@karanak: great job on the model btw, thinking of hiring you for a design ive been brainstorming together for a couple of months now, im good at drawing and sketchup but im no good at rendering and photoshop still learning x.x anyway keep up the good work!
Not bad but I d place the turret on the front as far as possible. It really helps when a tank is firing from behind an obstacle. A lesser part is exposed to enemy fire. It would make a significant advantage in heavy terrain combat.
perhaps, but i dont think thats the point of the design, if you have a tank with the bulk of its turret near the rear then its usually to conserve the dimensions space for when loading into a transport or ship, plus.. it hovers, so i'd think it would be fast enough to evade cheap shots like you mentioned
The negative of your statement is that all the recoil would transfer into the whole tank, rather than into the back and treads.
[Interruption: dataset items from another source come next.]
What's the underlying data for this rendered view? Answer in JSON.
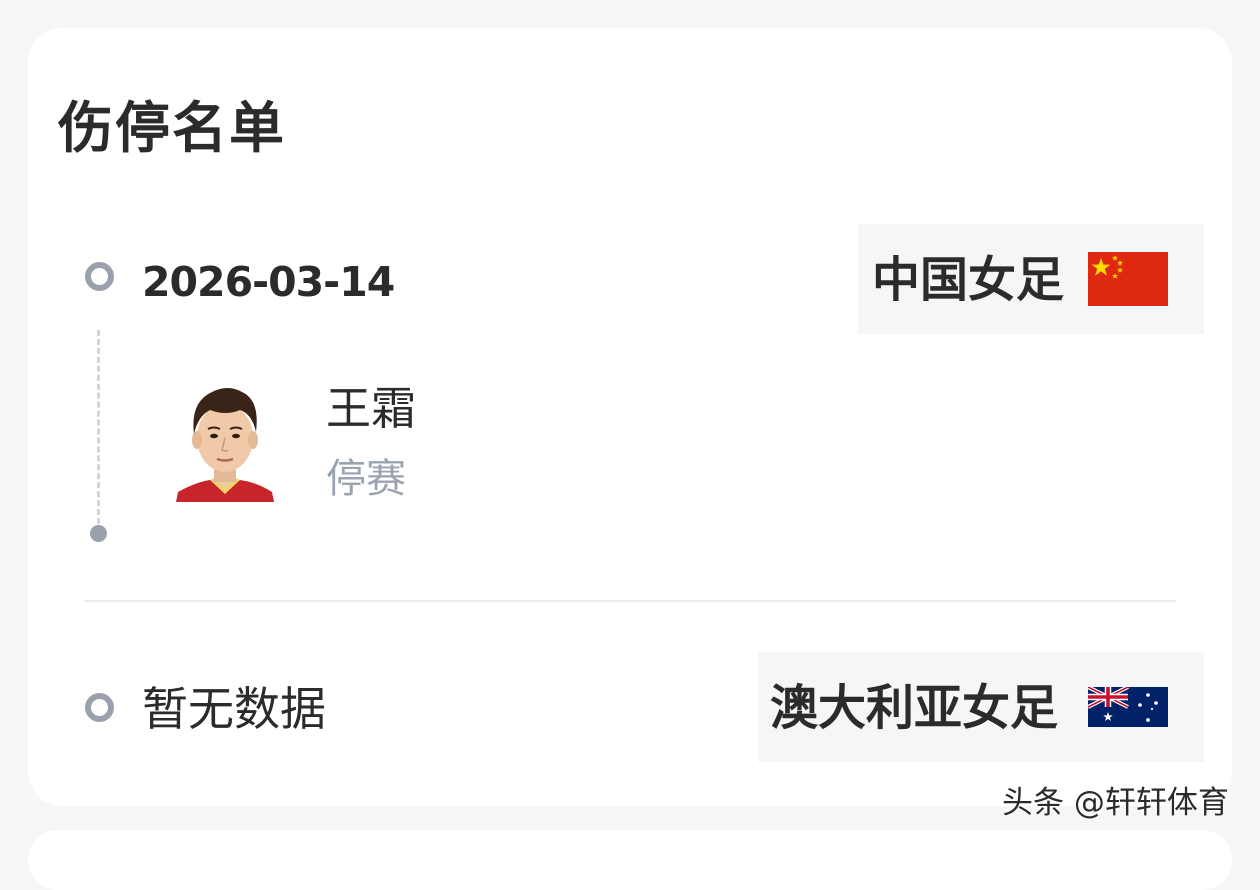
{
  "section": {
    "title": "伤停名单"
  },
  "entries": [
    {
      "date": "2026-03-14",
      "team": "中国女足",
      "flag_icon": "china-flag-icon",
      "players": [
        {
          "name": "王霜",
          "status": "停赛"
        }
      ]
    },
    {
      "empty_text": "暂无数据",
      "team": "澳大利亚女足",
      "flag_icon": "australia-flag-icon"
    }
  ],
  "watermark": "头条 @轩轩体育",
  "colors": {
    "text_primary": "#2b2b2b",
    "text_secondary": "#9ba2b0",
    "timeline": "#9aa1ad",
    "card_bg": "#ffffff",
    "page_bg": "#f5f6f8"
  }
}
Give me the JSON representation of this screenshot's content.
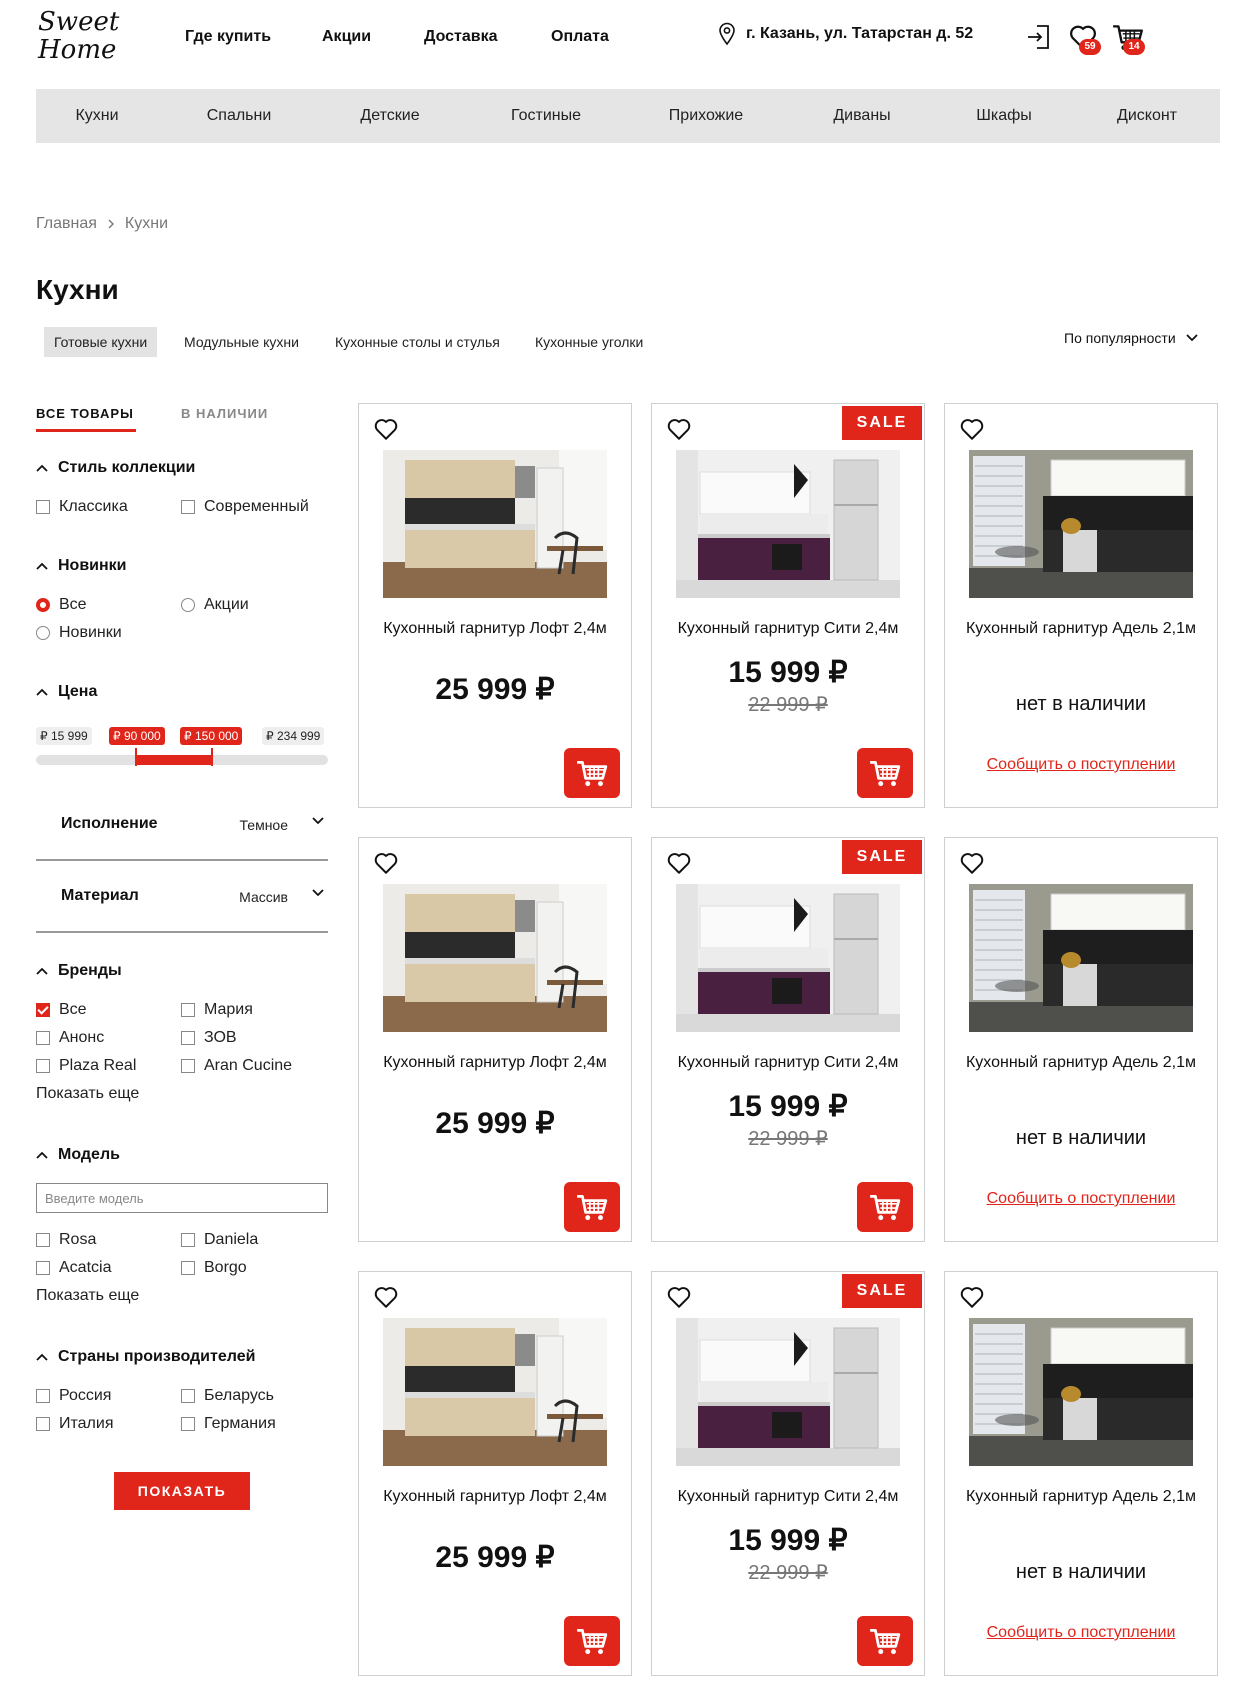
{
  "header": {
    "logo_line1": "Sweet",
    "logo_line2": "Home",
    "nav": [
      "Где купить",
      "Акции",
      "Доставка",
      "Оплата"
    ],
    "address": "г. Казань, ул. Татарстан д. 52",
    "favorites_count": "59",
    "cart_count": "14"
  },
  "categories": [
    "Кухни",
    "Спальни",
    "Детские",
    "Гостиные",
    "Прихожие",
    "Диваны",
    "Шкафы",
    "Дисконт"
  ],
  "breadcrumb": {
    "home": "Главная",
    "current": "Кухни"
  },
  "page_title": "Кухни",
  "subtabs": [
    "Готовые кухни",
    "Модульные кухни",
    "Кухонные столы и стулья",
    "Кухонные уголки"
  ],
  "sort_label": "По популярности",
  "filters": {
    "tab_all": "ВСЕ ТОВАРЫ",
    "tab_instock": "В НАЛИЧИИ",
    "style": {
      "title": "Стиль коллекции",
      "options": [
        "Классика",
        "Современный"
      ]
    },
    "novelty": {
      "title": "Новинки",
      "options": [
        "Все",
        "Акции",
        "Новинки"
      ],
      "selected": "Все"
    },
    "price": {
      "title": "Цена",
      "min": "₽ 15 999",
      "from": "₽ 90 000",
      "to": "₽ 150 000",
      "max": "₽ 234 999"
    },
    "execution": {
      "label": "Исполнение",
      "value": "Темное"
    },
    "material": {
      "label": "Материал",
      "value": "Массив"
    },
    "brands": {
      "title": "Бренды",
      "options": [
        "Все",
        "Мария",
        "Анонс",
        "ЗОВ",
        "Plaza Real",
        "Aran Cucine"
      ],
      "checked": "Все",
      "more": "Показать еще"
    },
    "model": {
      "title": "Модель",
      "placeholder": "Введите модель",
      "options": [
        "Rosa",
        "Daniela",
        "Acatcia",
        "Borgo"
      ],
      "more": "Показать еще"
    },
    "countries": {
      "title": "Страны производителей",
      "options": [
        "Россия",
        "Беларусь",
        "Италия",
        "Германия"
      ]
    },
    "show_button": "ПОКАЗАТЬ"
  },
  "sale_label": "SALE",
  "products": [
    {
      "name": "Кухонный гарнитур Лофт 2,4м",
      "price": "25 999 ₽"
    },
    {
      "name": "Кухонный гарнитур Сити 2,4м",
      "price": "15 999 ₽",
      "old_price": "22 999 ₽",
      "sale": true
    },
    {
      "name": "Кухонный гарнитур Адель 2,1м",
      "status": "нет в наличии",
      "notify": "Сообщить о поступлении"
    },
    {
      "name": "Кухонный гарнитур Лофт 2,4м",
      "price": "25 999 ₽"
    },
    {
      "name": "Кухонный гарнитур Сити 2,4м",
      "price": "15 999 ₽",
      "old_price": "22 999 ₽",
      "sale": true
    },
    {
      "name": "Кухонный гарнитур Адель 2,1м",
      "status": "нет в наличии",
      "notify": "Сообщить о поступлении"
    },
    {
      "name": "Кухонный гарнитур Лофт 2,4м",
      "price": "25 999 ₽"
    },
    {
      "name": "Кухонный гарнитур Сити 2,4м",
      "price": "15 999 ₽",
      "old_price": "22 999 ₽",
      "sale": true
    },
    {
      "name": "Кухонный гарнитур Адель 2,1м",
      "status": "нет в наличии",
      "notify": "Сообщить о поступлении"
    }
  ],
  "colors": {
    "accent": "#e0261b",
    "bar": "#e5e5e5"
  }
}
This would significantly reduce the lifespan of a tank, and is the main reason turrets are deployed on the back, so recoil damage is minimized.
Never thought about it this way but the lifespan of a tank in combat is short anyway. And what if a real tank was firing behind itself? It would do the same you mentioned. Tanks can fire virtually in any direction so the recoil damage depends on the turret yaw.
Also as far as I know the rear of the tank base bears the motor and gears. At least Abrams threads are driven by rear wheels.
The kickback, if a tank fired from the front, the kickback, also know as recoil, would damage the tank, it is the same as firing an ungrounded Anit-Material Rifle, the kickback in the front would snap a persons arm. When fired from the back, the kickback is transfered behind the tank, minimizing damage. It is the difference between firing 15 round and 50 rounds without maintenance. Yes, that is, sadly the common number of times a tank can fire before the mountings need repair.
True, but that is a rarity. Most of the time, tanks don't turn their turrets that far backwards, as they usually don't need to, or don't have the opportunity to as the enemy will have destroyed them by that point. Most tanks are designed to fire forward, and there IS no safe universal firing design. If it is on the center, than if it backfired, the shockwave would definitely destory the engine. The engine is ALWAYS on the opisite end of the cannon to avoid that scenario. It isn't just the mountings that you have to take into account.